Light-vehicle sales sputtered in the U.S. last month despite generous Labor Day holiday deals, with most of the market’s biggest sellers reporting declines from the prior September.
While the pace of sales remains historically strong, dealership traffic is cooling after more than six years of steady growth. General Motors Co. , Ford Motor Co. , Fiat Chrysler Automobiles NV and Honda Motor Co. posted declines. Toyota Motor Corp. and Nissan Motor Co. notched gains.
Retail demand has eased from a robust clip set in the final six months of 2015. To keep North American factories running at full steam and on pace for a record, auto makers have cranked up spending on rebates and discounts and relied more heavily on fleet customers, including rental-car companies, government agencies and commercial clients.
Industry competitors spent nearly $400 more on incentives per vehicle on average in September compared with a year earlier, and incentives of $3,888 per-unit sold on average topped the prior incentive-spending record for a single month set in December 2008, according to J.D. Power.

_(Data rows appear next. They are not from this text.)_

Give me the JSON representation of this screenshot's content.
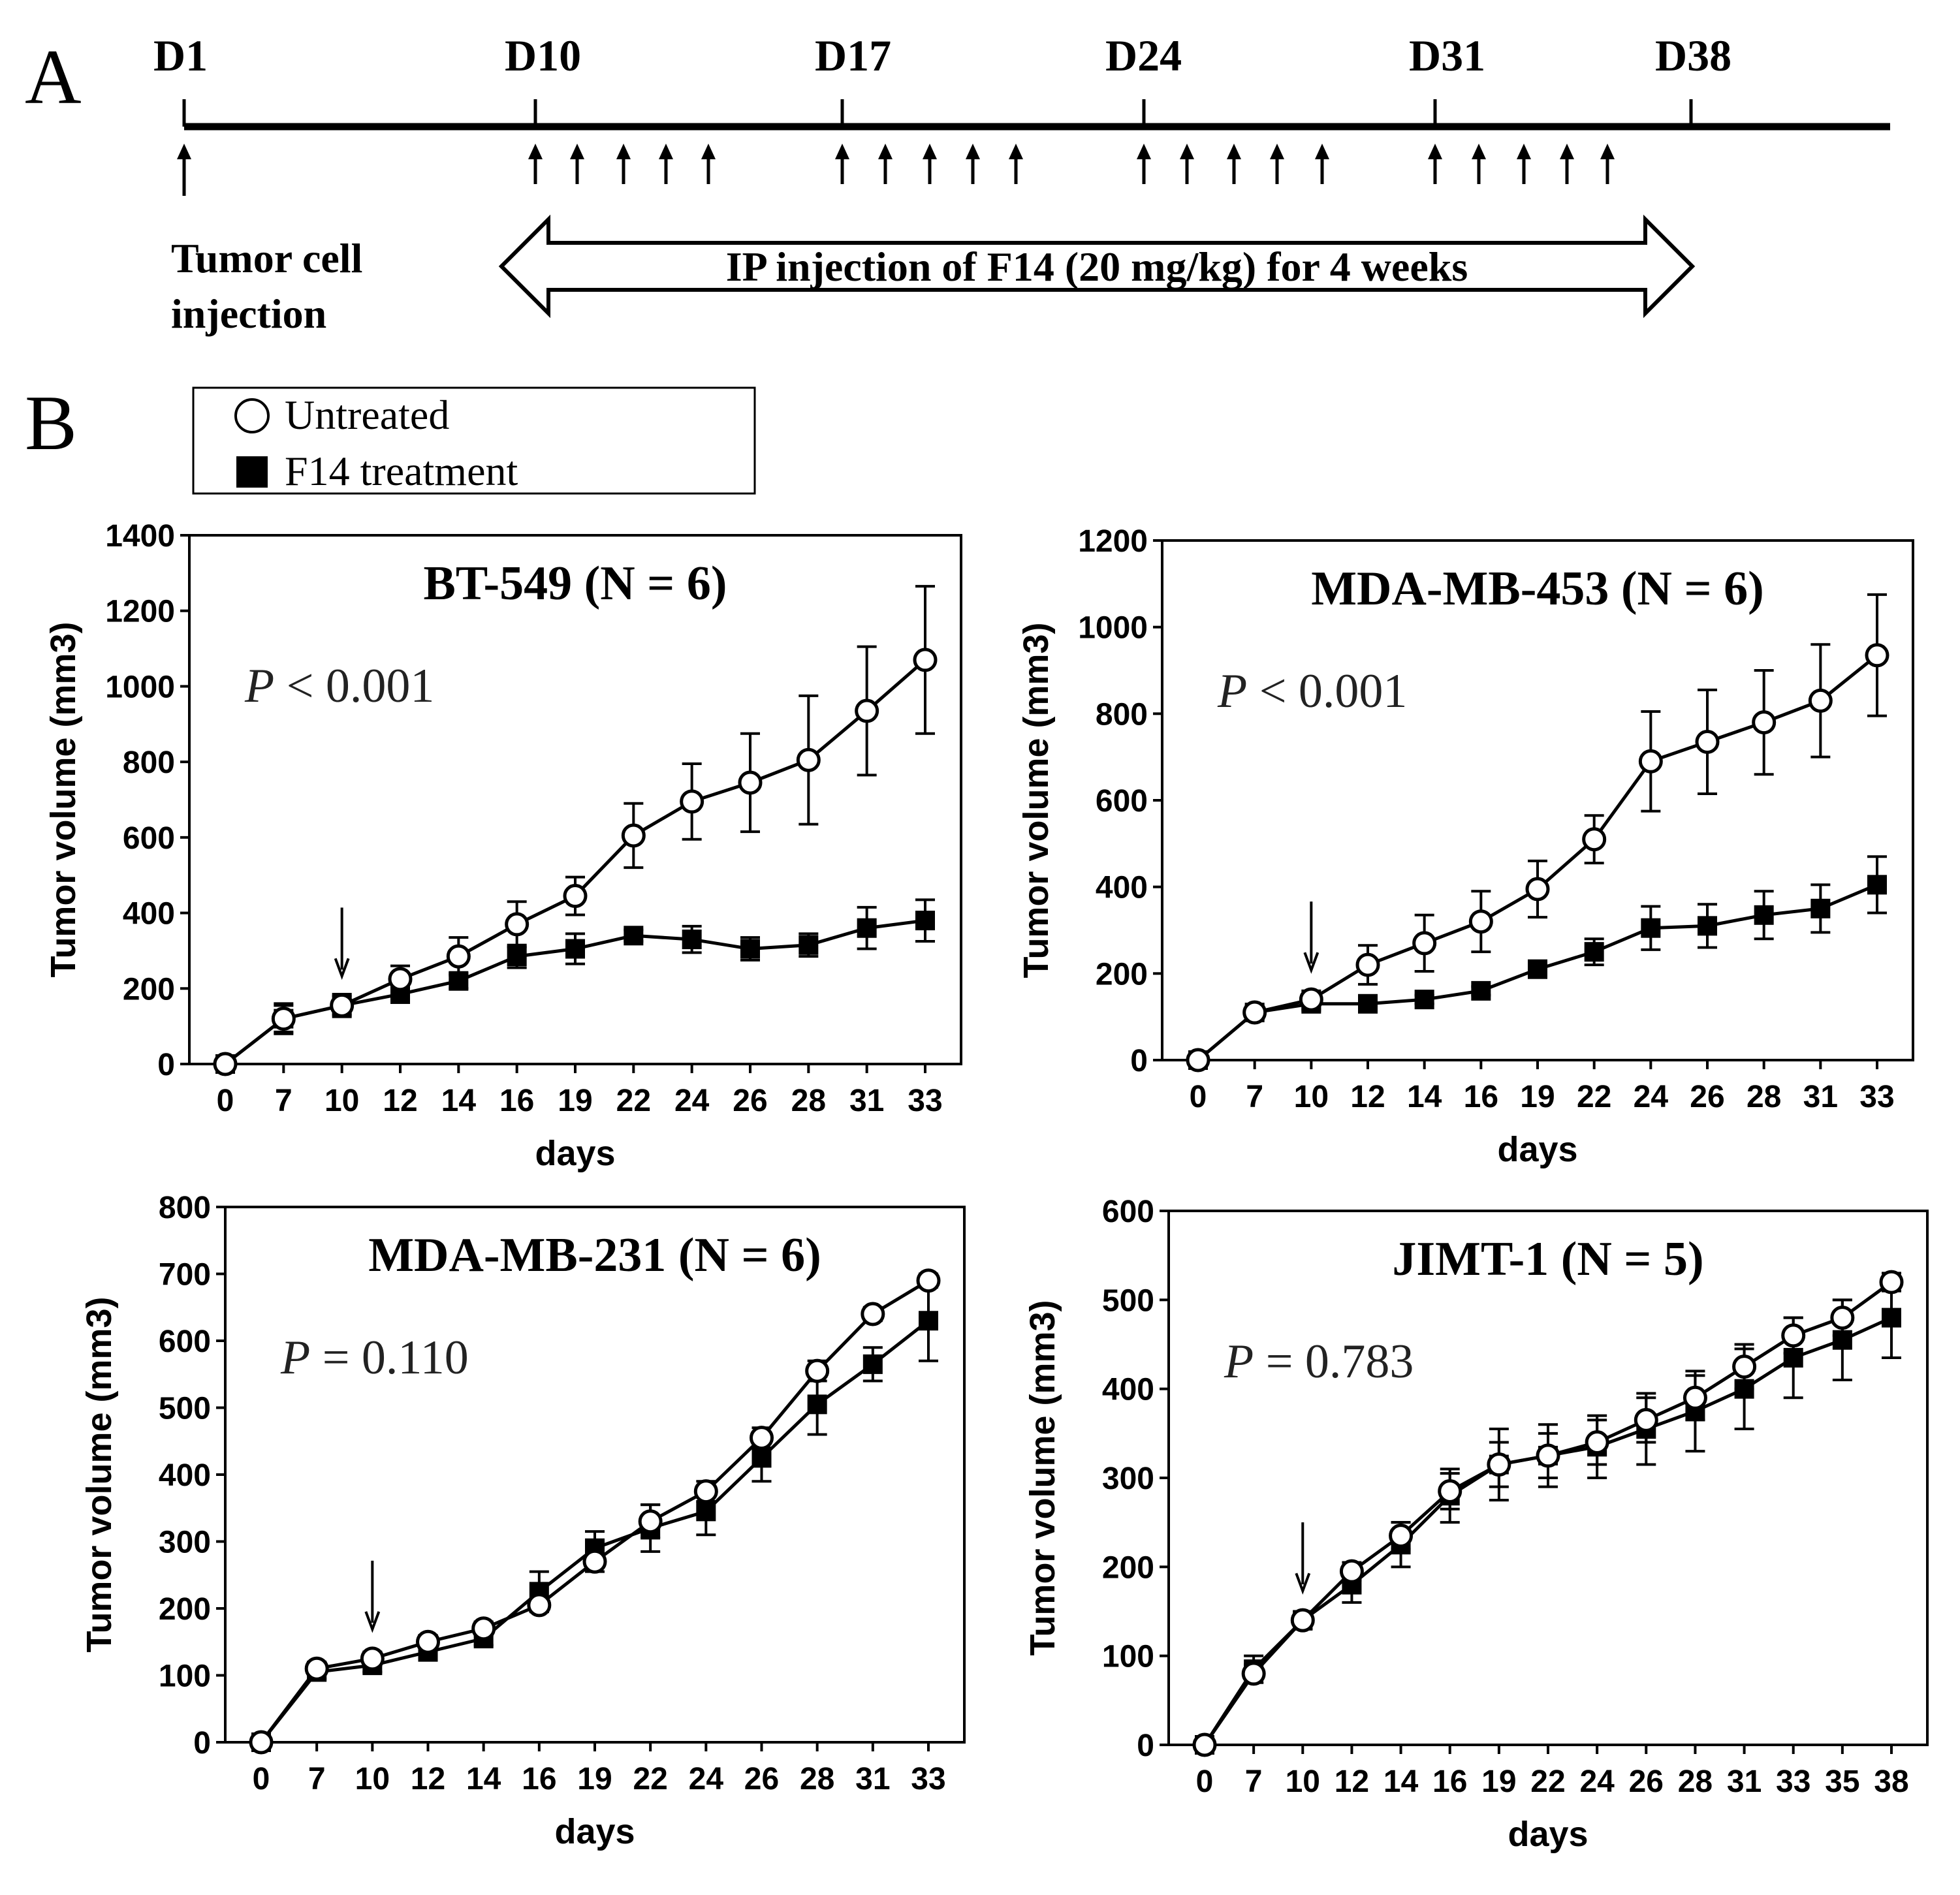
{
  "panel_a": {
    "letter": "A",
    "timeline_days": [
      "D1",
      "D10",
      "D17",
      "D24",
      "D31",
      "D38"
    ],
    "tumor_label_line1": "Tumor cell",
    "tumor_label_line2": "injection",
    "injection_label": "IP injection of F14 (20 mg/kg) for 4 weeks"
  },
  "panel_b": {
    "letter": "B",
    "legend": {
      "untreated": "Untreated",
      "treated": "F14 treatment"
    }
  },
  "chart_data": [
    {
      "type": "line",
      "title": "BT-549 (N = 6)",
      "p_symbol": "P",
      "p_text": " < 0.001",
      "xlabel": "days",
      "ylabel": "Tumor volume (mm3)",
      "ylim": [
        0,
        1400
      ],
      "yticks": [
        0,
        200,
        400,
        600,
        800,
        1000,
        1200,
        1400
      ],
      "categories": [
        "0",
        "7",
        "10",
        "12",
        "14",
        "16",
        "19",
        "22",
        "24",
        "26",
        "28",
        "31",
        "33"
      ],
      "arrow_at": "10",
      "series": [
        {
          "name": "Untreated",
          "marker": "open-circle",
          "values": [
            0,
            120,
            155,
            225,
            285,
            370,
            445,
            605,
            695,
            745,
            805,
            935,
            1070
          ],
          "errors": [
            0,
            40,
            30,
            35,
            50,
            60,
            50,
            85,
            100,
            130,
            170,
            170,
            195
          ]
        },
        {
          "name": "F14 treatment",
          "marker": "filled-square",
          "values": [
            0,
            120,
            155,
            185,
            220,
            285,
            305,
            340,
            330,
            305,
            315,
            360,
            380
          ],
          "errors": [
            0,
            35,
            25,
            20,
            20,
            30,
            40,
            15,
            35,
            30,
            30,
            55,
            55
          ]
        }
      ]
    },
    {
      "type": "line",
      "title": "MDA-MB-453 (N = 6)",
      "p_symbol": "P",
      "p_text": " < 0.001",
      "xlabel": "days",
      "ylabel": "Tumor volume (mm3)",
      "ylim": [
        0,
        1200
      ],
      "yticks": [
        0,
        200,
        400,
        600,
        800,
        1000,
        1200
      ],
      "categories": [
        "0",
        "7",
        "10",
        "12",
        "14",
        "16",
        "19",
        "22",
        "24",
        "26",
        "28",
        "31",
        "33"
      ],
      "arrow_at": "10",
      "series": [
        {
          "name": "Untreated",
          "marker": "open-circle",
          "values": [
            0,
            110,
            140,
            220,
            270,
            320,
            395,
            510,
            690,
            735,
            780,
            830,
            935
          ],
          "errors": [
            0,
            15,
            20,
            45,
            65,
            70,
            65,
            55,
            115,
            120,
            120,
            130,
            140
          ]
        },
        {
          "name": "F14 treatment",
          "marker": "filled-square",
          "values": [
            0,
            110,
            130,
            130,
            140,
            160,
            210,
            250,
            305,
            310,
            335,
            350,
            405
          ],
          "errors": [
            0,
            15,
            15,
            10,
            10,
            10,
            10,
            30,
            50,
            50,
            55,
            55,
            65
          ]
        }
      ]
    },
    {
      "type": "line",
      "title": "MDA-MB-231 (N = 6)",
      "p_symbol": "P",
      "p_text": " = 0.110",
      "xlabel": "days",
      "ylabel": "Tumor volume (mm3)",
      "ylim": [
        0,
        800
      ],
      "yticks": [
        0,
        100,
        200,
        300,
        400,
        500,
        600,
        700,
        800
      ],
      "categories": [
        "0",
        "7",
        "10",
        "12",
        "14",
        "16",
        "19",
        "22",
        "24",
        "26",
        "28",
        "31",
        "33"
      ],
      "arrow_at": "10",
      "series": [
        {
          "name": "Untreated",
          "marker": "open-circle",
          "values": [
            0,
            110,
            125,
            150,
            170,
            205,
            270,
            330,
            375,
            455,
            555,
            640,
            690
          ],
          "errors": [
            0,
            10,
            10,
            10,
            10,
            10,
            15,
            25,
            15,
            15,
            15,
            10,
            10
          ]
        },
        {
          "name": "F14 treatment",
          "marker": "filled-square",
          "values": [
            0,
            105,
            115,
            135,
            155,
            225,
            290,
            320,
            345,
            425,
            505,
            565,
            630
          ],
          "errors": [
            0,
            10,
            10,
            10,
            10,
            30,
            25,
            35,
            35,
            35,
            45,
            25,
            60
          ]
        }
      ]
    },
    {
      "type": "line",
      "title": "JIMT-1 (N = 5)",
      "p_symbol": "P",
      "p_text": " = 0.783",
      "xlabel": "days",
      "ylabel": "Tumor volume (mm3)",
      "ylim": [
        0,
        600
      ],
      "yticks": [
        0,
        100,
        200,
        300,
        400,
        500,
        600
      ],
      "categories": [
        "0",
        "7",
        "10",
        "12",
        "14",
        "16",
        "19",
        "22",
        "24",
        "26",
        "28",
        "31",
        "33",
        "35",
        "38"
      ],
      "arrow_at": "10",
      "series": [
        {
          "name": "Untreated",
          "marker": "open-circle",
          "values": [
            0,
            80,
            140,
            195,
            235,
            285,
            315,
            325,
            340,
            365,
            390,
            425,
            460,
            480,
            520
          ],
          "errors": [
            0,
            10,
            10,
            10,
            15,
            20,
            25,
            25,
            25,
            25,
            25,
            25,
            20,
            20,
            10
          ]
        },
        {
          "name": "F14 treatment",
          "marker": "filled-square",
          "values": [
            0,
            85,
            140,
            180,
            225,
            280,
            315,
            325,
            335,
            355,
            375,
            400,
            435,
            455,
            480
          ],
          "errors": [
            0,
            15,
            10,
            20,
            25,
            30,
            40,
            35,
            35,
            40,
            45,
            45,
            45,
            45,
            45
          ]
        }
      ]
    }
  ]
}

The last time incentives-per-unit were this high, GM and Chrysler were appealing to Congress for bailouts and sales across the industry were sinking.
The industry is in better shape seven years later, particularly as buyers opt for heavier models that typically deliver bigger margins. The incentive-spending increase, however, wipes out the premium that auto makers are collecting as customers take advantage of low gasoline prices and shift toward pricier trucks and sport-utility vehicles.